If you have a lot of money to invest, then you essentially have two options. You can invest it in a low-risk way, such as putting it into a savings account or a range of buy-and-hold investment vehicles such as unit trusts, or you can go for a higher risk level in search of greater capital growth. Here, we’re going to take a look at two of the more high-risk/high-return options for high-end investors, namely currency trading and hedge funds, and weigh up the pros and cons of each approach in turn.
Currencies can be bought and sold just like ordinary stocks and shares, in that you might aim to buy when prices are low, and sell when they are high in order to realise a profit. Currency trading, also known as Forex trading, also allows investors to make money from falling prices, as every currency trade essentially involves buying one currency and selling the other, making each transaction a two-way affair.

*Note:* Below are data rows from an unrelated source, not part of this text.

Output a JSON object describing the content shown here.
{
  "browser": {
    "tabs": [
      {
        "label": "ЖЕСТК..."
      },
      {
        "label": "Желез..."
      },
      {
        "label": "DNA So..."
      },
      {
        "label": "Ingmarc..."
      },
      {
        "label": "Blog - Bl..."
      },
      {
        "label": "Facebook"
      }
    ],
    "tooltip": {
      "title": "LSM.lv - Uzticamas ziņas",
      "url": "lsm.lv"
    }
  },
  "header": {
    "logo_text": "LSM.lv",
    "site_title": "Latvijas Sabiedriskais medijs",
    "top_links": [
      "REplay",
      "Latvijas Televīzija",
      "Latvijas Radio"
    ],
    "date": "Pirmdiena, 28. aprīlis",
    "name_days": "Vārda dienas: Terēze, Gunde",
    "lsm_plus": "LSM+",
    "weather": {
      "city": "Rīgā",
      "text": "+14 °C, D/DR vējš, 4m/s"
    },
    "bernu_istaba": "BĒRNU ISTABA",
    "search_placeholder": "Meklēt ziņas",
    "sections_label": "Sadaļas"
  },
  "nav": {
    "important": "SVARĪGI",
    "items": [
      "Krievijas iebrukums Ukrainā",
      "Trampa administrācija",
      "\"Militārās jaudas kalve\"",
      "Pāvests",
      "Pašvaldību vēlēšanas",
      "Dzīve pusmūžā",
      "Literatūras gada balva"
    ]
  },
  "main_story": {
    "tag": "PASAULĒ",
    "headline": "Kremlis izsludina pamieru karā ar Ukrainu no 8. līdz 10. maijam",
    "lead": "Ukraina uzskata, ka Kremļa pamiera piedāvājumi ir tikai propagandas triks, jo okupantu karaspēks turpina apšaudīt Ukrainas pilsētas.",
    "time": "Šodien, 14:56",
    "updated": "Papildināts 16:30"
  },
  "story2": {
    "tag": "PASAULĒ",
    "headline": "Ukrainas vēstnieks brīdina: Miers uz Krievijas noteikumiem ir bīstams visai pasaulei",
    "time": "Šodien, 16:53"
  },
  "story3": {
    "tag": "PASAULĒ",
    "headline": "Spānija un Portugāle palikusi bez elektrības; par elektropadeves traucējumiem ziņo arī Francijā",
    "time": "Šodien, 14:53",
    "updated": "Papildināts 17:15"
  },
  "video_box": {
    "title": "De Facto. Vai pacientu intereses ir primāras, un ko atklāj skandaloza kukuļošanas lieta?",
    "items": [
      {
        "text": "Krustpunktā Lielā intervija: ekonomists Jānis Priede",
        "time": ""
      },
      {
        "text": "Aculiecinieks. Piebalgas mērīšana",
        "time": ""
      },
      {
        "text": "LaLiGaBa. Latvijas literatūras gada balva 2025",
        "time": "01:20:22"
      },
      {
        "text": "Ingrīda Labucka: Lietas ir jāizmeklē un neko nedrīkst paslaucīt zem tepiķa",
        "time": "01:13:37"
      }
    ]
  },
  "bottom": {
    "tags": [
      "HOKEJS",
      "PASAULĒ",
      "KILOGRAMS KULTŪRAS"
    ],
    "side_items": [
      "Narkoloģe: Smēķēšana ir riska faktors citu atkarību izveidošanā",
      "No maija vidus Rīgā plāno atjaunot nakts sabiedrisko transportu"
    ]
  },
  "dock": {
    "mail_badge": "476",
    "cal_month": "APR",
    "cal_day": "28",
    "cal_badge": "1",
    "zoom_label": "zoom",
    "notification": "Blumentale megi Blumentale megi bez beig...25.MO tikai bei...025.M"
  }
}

Forex Trading is a popular option among high-end investors, and there are several reasons for this. Firstly, like all forms of online trading, it gives you direct control over your investments. This can be a good or a bad thing, depending on how good you are at trading, but of course you can always improve by following educational guides and using the demo account to hone your skills.
Secondly, it is a relatively simple market to understand. Unlike share trading, where you have hundreds or even thousands of companies to choose between, there are only a handful of major currency pairings that are commonly traded. This allows traders to focus in on what makes these currencies change in value, and if you have an interest in economics anyway, it’s the perfect way to leverage this knowledge.
Thirdly, currencies can be traded on margin. This allows traders to trade ‘as if’ they were putting down a much bigger stake than they could otherwise afford to, thereby amplifying any profits that you make. Unfortunately, it has the same effect on losses, but you can put measures in place (such as stop losses) to give you some protection against this eventuality.
Finally, you can trade the forex market at any time of the day or night, from Sunday evening through to Friday evening. This is because the forex market has no centralised exchange, taking place between markets in all four corners of the globe around the clock. This means that you can fit it in around your schedule, whatever that might be. The same cannot be said of other markets, such as the stock market, which are only open during specified market hours – especially inconvenient if you work full time.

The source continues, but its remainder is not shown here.